Delphine Balley n’est pas une conteuse : ses photos sont un prétexte donné aux regardeurs. Elles portent le rêve et le cauchemar, le nourrissent et proposent un cheminement.
Pourquoi, sur cette cheminée, des fruits, des citrons desséchés et pourris ?
Image de destruction, d’abstraction ? Une photo est prenante parce qu’illustrant splendidement le passage du concret à l’abstrait, de la vie à la mort, des couleurs au noir absolu. Accumulation de fruits pétrifiés, cramés, noircis, brûlés. Ont-ils flambé ? Ont-ils été arrosés d’essence ou brûlés au lance-flamme ? Les traces d’incendies sur le mur contre lequel les fruits sont adossés forment l’appel à la mort. Le noir l’emporte ! La grande tache sombre sur le mur fait pendant à ce qu’était la vie d’avant, la vie de fruits qui ont cramé. La composition de cette photo, l’équilibre des formes, l’inscription dans le temps est un modèle. Derrière ce travail, la grande peinture française qui tire sa force d’un calme absolu et de couleurs de terre.

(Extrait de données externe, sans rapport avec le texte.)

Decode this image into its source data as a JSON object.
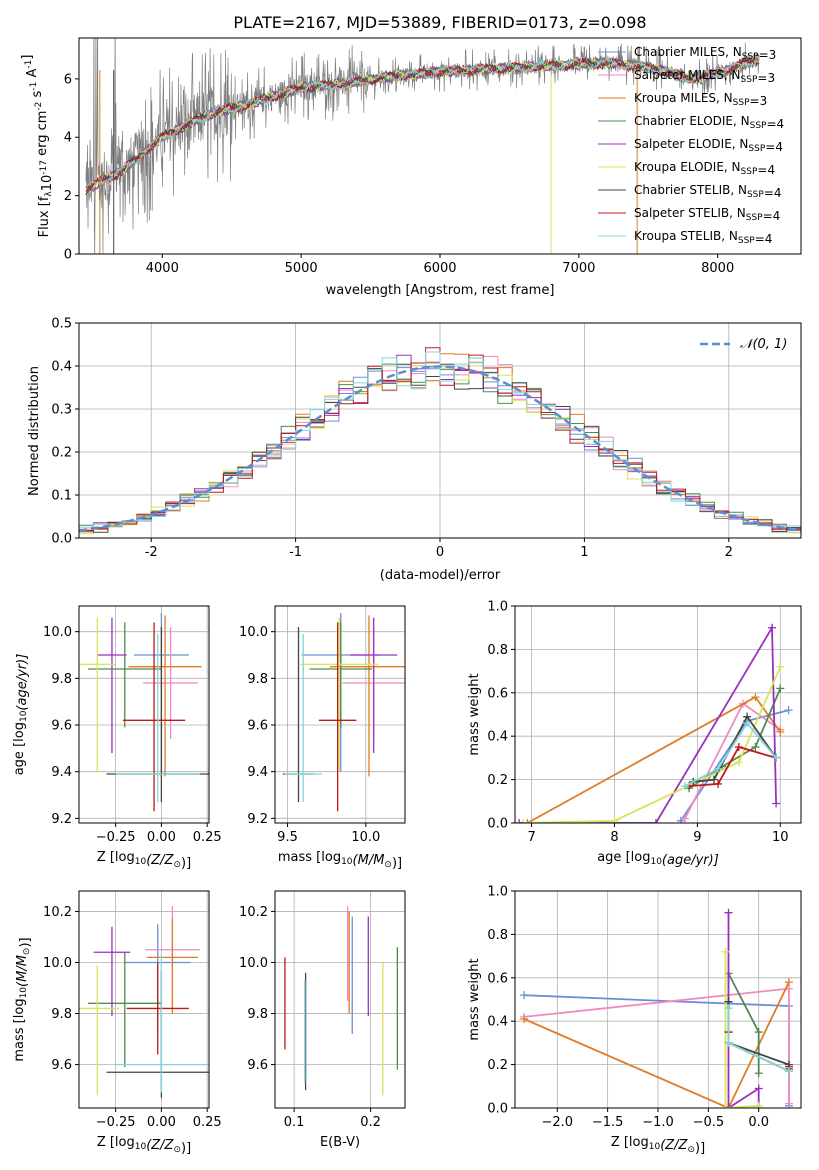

Chaque photo de cette exposition mérite qu’on s’arrête et qu’on commente. Chaque photo est un appel au regardeur. Que faire en regardant le corps allongé, d’un enfant ou d’une jeune fille sur qui des oiseaux reposent. Mais, les oiseaux ne dorment pas allongés, ailes déployées ! Des oiseaux morts déposés sur un corps ? D’où des fruits ont roulé, vains, secs et abandonnés. Où des chairs doucement roses parviennent à illuminer un lieu que le gris n’assombrit pas. Est-ce un sommeil abandonné ? Un corps abandonné par la vie ? Un rêve qui ne s’est pas encore achevé ?
Le corbeau noir sur un lit de glace blanche est-il mort ? Un fauteuil est-il un nid où attendent leur éclosion les œufs disposés sur les coussins ?
Le mystère, l’interrogation, l’appel au rêve sont là tous disposés, précisément, en tableaux impeccables et sévères. Très belle exposition.